L’installazione di un ascensore deve quindi considerarsi indispensabile ai fini dell’accessibilità dell’edificio e della reale abitabilità dell’appartamento e rientra, pertanto, nei poteri dei singoli condòmini, ai sensi dell’articolo 1102 c.c.. Tale articolo prevede che ciascun partecipante possa servirsi della cosa comune, apportando a proprie spese le modificazioni necessarie per il miglior godimento della cosa, a condizione che non alteri la destinazione e non impedisca agli altri partecipanti di farne parimenti uso.

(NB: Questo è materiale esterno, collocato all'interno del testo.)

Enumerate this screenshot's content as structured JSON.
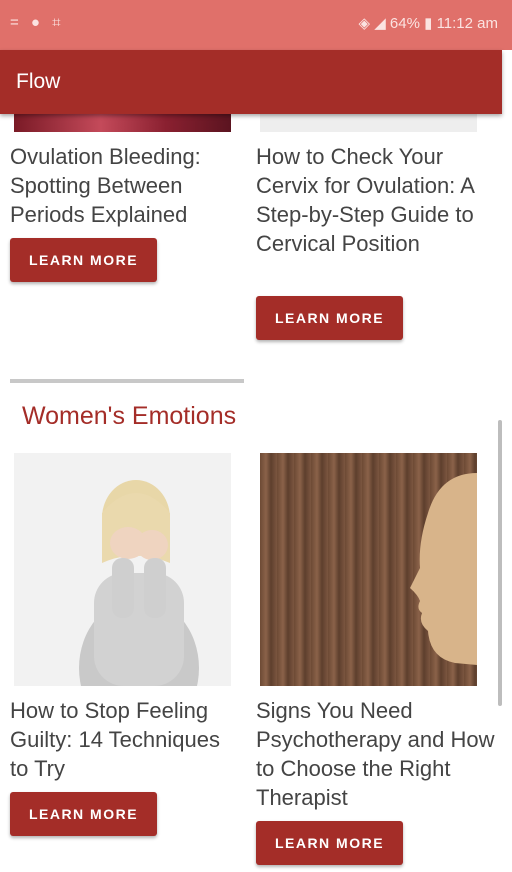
{
  "status_bar": {
    "left_icons": "= ● ⌗",
    "battery": "64%",
    "time": "11:12 am"
  },
  "app_bar": {
    "title": "Flow"
  },
  "articles_top": [
    {
      "title": "Ovulation Bleeding: Spotting Between Periods Explained",
      "button": "LEARN MORE"
    },
    {
      "title": "How to Check Your Cervix for Ovulation: A Step-by-Step Guide to Cervical Position",
      "button": "LEARN MORE"
    }
  ],
  "section": {
    "title": "Women's Emotions"
  },
  "articles_bottom": [
    {
      "title": "How to Stop Feeling Guilty: 14 Techniques to Try",
      "button": "LEARN MORE"
    },
    {
      "title": "Signs You Need Psychotherapy and How to Choose the Right Therapist",
      "button": "LEARN MORE"
    }
  ],
  "colors": {
    "primary": "#a42d28",
    "status_bar": "#e0706a",
    "text": "#444444"
  }
}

Nel caso di specie, secondo la S.C., i giudici d’appello avevano omesso di considerare la natura dei lavori, dichiaratamente rivolti alla eliminazione di barriere architettoniche, e dunque coinvolgenti diritti fondamentali dei disabili. Infine, la Cassazione ha evidenziato che i divieti sanciti dal regolamento condominiale – ulteriori rispetto ai generali limiti stabiliti dall’articolo 1102 c.c. – devono essere superati al fine di garantire il rispetto del benessere abitativo e di piena utilizzazione della propria abitazione, in quanto le disposizioni in materia di eliminazione di barriere architettoniche costituiscono norme imperative ed inderogabili, direttamente attuative degli articoli 32 e 42 Cost. In particolare, il diritto alla salute ex art. 32 Cost., deve essere interpretato in senso ampio, in quanto per salute di intende non solo come assenza di malattia, ma anche stato di completo benessere fisico e psichico. Rientra in questa dimensione anche la tutela delle persone con età avanzata, che pur non essendo portatori di handicap, abbiano comunque disagi fisici e difficoltà deambulatorie.
L’eliminazione delle barriere architettoniche, è diretta “espressione di un principio di solidarietà sociale e persegue finalità di carattere pubblicistico volte a favorire, nell’interesse generale, l’accessibilità agli edifici”.
Ne consegue che sia del tutto irrilevante la morte della signora, o più in generale, l’assenza di un disabile nel condominio. Infatti, il principio di solidarietà condominiale, secondo il quale la coesistenza di più unità immobiliari in un unico fabbricato implica di per sé il contemperamento di vari interessi, tra i quali deve includersi anche quello delle persone disabili all’eliminazione delle barriere architettoniche, oggetto di un diritto fondamentale, prescinde dall’effettiva utilizzazione da parte di costoro degli edifici interessati.